Inoltre, il rapporto rivela che la diffusione di notizie false e il finanziamento di queste manifestazioni ha contribuito anche ad alimentare la percezione di un imminente colpo di stato militare. In un messaggio trovato sul cellulare di Bolsonaro, un generale di brigata in pensione si chiede se le truppe debbano “rimanere in allerta” il 2 gennaio 2023, dimostrando la continuità del coordinamento anche dopo l’inizio del nuovo governo.

“Il piano è stato integrato con il contributo del tuo team. Aspettiamo speranzosi che venga attuato. Le mie truppe (hehehehe) hanno ancora il “sangue negli occhi”. Buongiorno. Buon Anno. (…) Smobilitiamo le truppe o rimaniamo in allerta”, ha chiesto. Il rapporto, tuttavia, non rivela se Bolsonaro abbia risposto.

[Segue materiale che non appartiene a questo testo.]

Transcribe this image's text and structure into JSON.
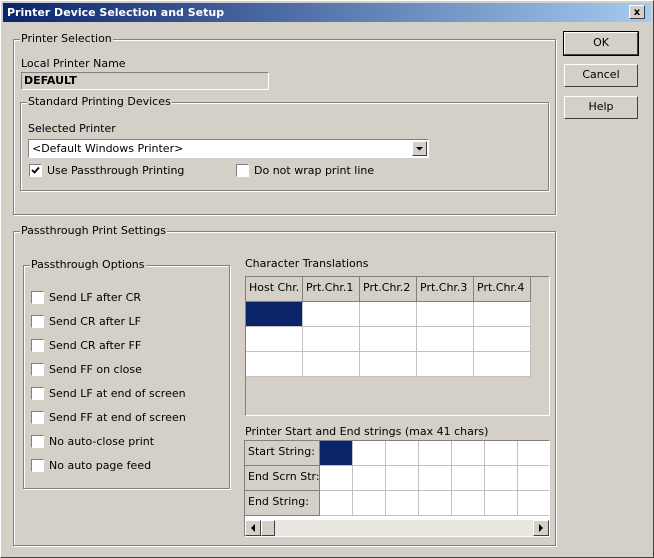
{
  "window": {
    "title": "Printer Device Selection and Setup",
    "close_glyph": "x"
  },
  "buttons": {
    "ok": "OK",
    "cancel": "Cancel",
    "help": "Help"
  },
  "printer_selection": {
    "legend": "Printer Selection",
    "local_name_label": "Local Printer Name",
    "local_name_value": "DEFAULT",
    "standard_devices": {
      "legend": "Standard Printing Devices",
      "selected_label": "Selected Printer",
      "selected_value": "<Default Windows Printer>",
      "use_passthrough": {
        "label": "Use Passthrough Printing",
        "checked": true
      },
      "no_wrap": {
        "label": "Do not wrap print line",
        "checked": false
      }
    }
  },
  "passthrough_settings": {
    "legend": "Passthrough Print Settings",
    "options_legend": "Passthrough Options",
    "options": [
      {
        "label": "Send LF after CR",
        "checked": false
      },
      {
        "label": "Send CR after LF",
        "checked": false
      },
      {
        "label": "Send CR after FF",
        "checked": false
      },
      {
        "label": "Send FF on close",
        "checked": false
      },
      {
        "label": "Send LF at end of screen",
        "checked": false
      },
      {
        "label": "Send FF at end of screen",
        "checked": false
      },
      {
        "label": "No auto-close print",
        "checked": false
      },
      {
        "label": "No auto page feed",
        "checked": false
      }
    ],
    "char_translations": {
      "label": "Character Translations",
      "columns": [
        "Host Chr.",
        "Prt.Chr.1",
        "Prt.Chr.2",
        "Prt.Chr.3",
        "Prt.Chr.4"
      ],
      "rows": 3
    },
    "start_end": {
      "label": "Printer Start and End strings (max 41 chars)",
      "row_labels": [
        "Start String:",
        "End Scrn Str:",
        "End String:"
      ]
    }
  },
  "colors": {
    "face": "#d4d0c8",
    "title_gradient_start": "#0a246a",
    "title_gradient_end": "#a6caf0",
    "selection": "#0a246a"
  }
}
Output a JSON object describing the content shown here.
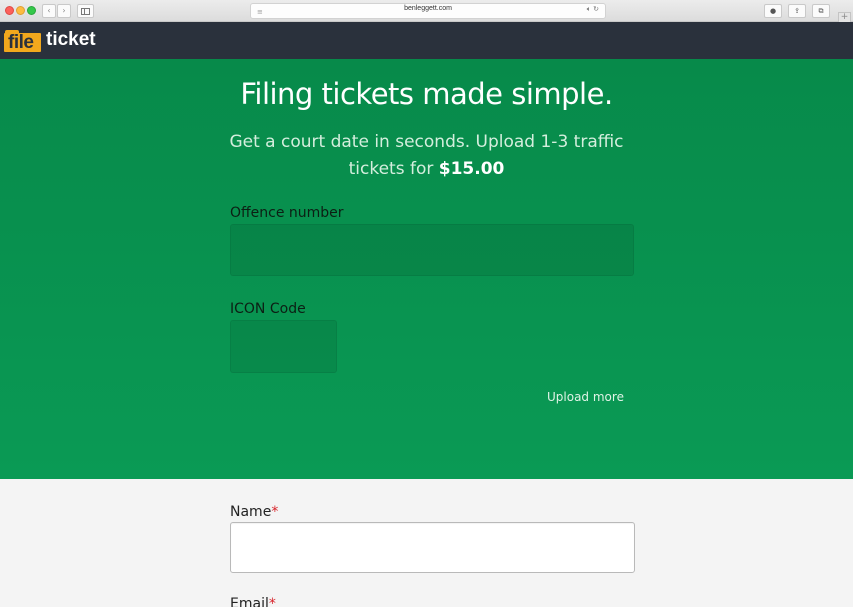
{
  "browser": {
    "url": "benleggett.com",
    "plus_label": "+"
  },
  "site": {
    "logo_file": "file",
    "logo_ticket": "ticket"
  },
  "hero": {
    "headline": "Filing tickets made simple.",
    "subline_before": "Get a court date in seconds. Upload 1-3 traffic tickets for ",
    "price": "$15.00"
  },
  "ticket_form": {
    "offence_label": "Offence number",
    "offence_value": "",
    "icon_code_label": "ICON Code",
    "icon_code_value": "",
    "upload_more_label": "Upload more"
  },
  "contact_form": {
    "name_label": "Name",
    "name_required_mark": "*",
    "name_value": "",
    "email_label": "Email",
    "email_required_mark": "*"
  },
  "colors": {
    "nav_bg": "#2a313c",
    "brand_orange": "#f2a81d",
    "hero_green": "#0a9a55",
    "required_red": "#d8232a"
  }
}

Anche Mário Fernandes, identificato come l’autore del piano “Punhal Verde e Amarelo”, che prevedeva l’assassinio del presidente Luiz Inácio Lula da Silva (PT), del vice Geraldo Alckmin (PSB) e Moraes, avrebbe articolato una narrazione per tenere il l’allora ministro della Giustizia, Flávio Dino, per gli atti alla sede dei Tre Poteri.

“Nei materiali fisici sequestrati in possesso di Mario Fernandes sono stati individuati degli appunti che dimostrano l’azione degli indagati di creare una narrazione con lo scopo di cercare di attribuire all’allora ministro della Giustizia, Flávio Dino, la responsabilità di omissione del tentato colpo di stato compiuto il giorno 8 gennaio 2023”, riferisce il PF.

Flávio Dino, attualmente presso la STF, ha negato le accuse di inerzia e ha sottolineato che la Forza Nazionale non è stata licenziata durante gli attacchi. Nella testimonianza davanti al CPI insediatosi al Senato dopo i fatti, l’allora ministro ha ribattuto le critiche del senatore Marcos do Val (Podemos-ES), affermando che l’informazione sull’invasione è arrivata rapidamente al presidente Lula.

«Certo che lo sapeva già. È perché ad Araraquara [onde Lula estava no dia] C’è la televisione”, ha scherzato.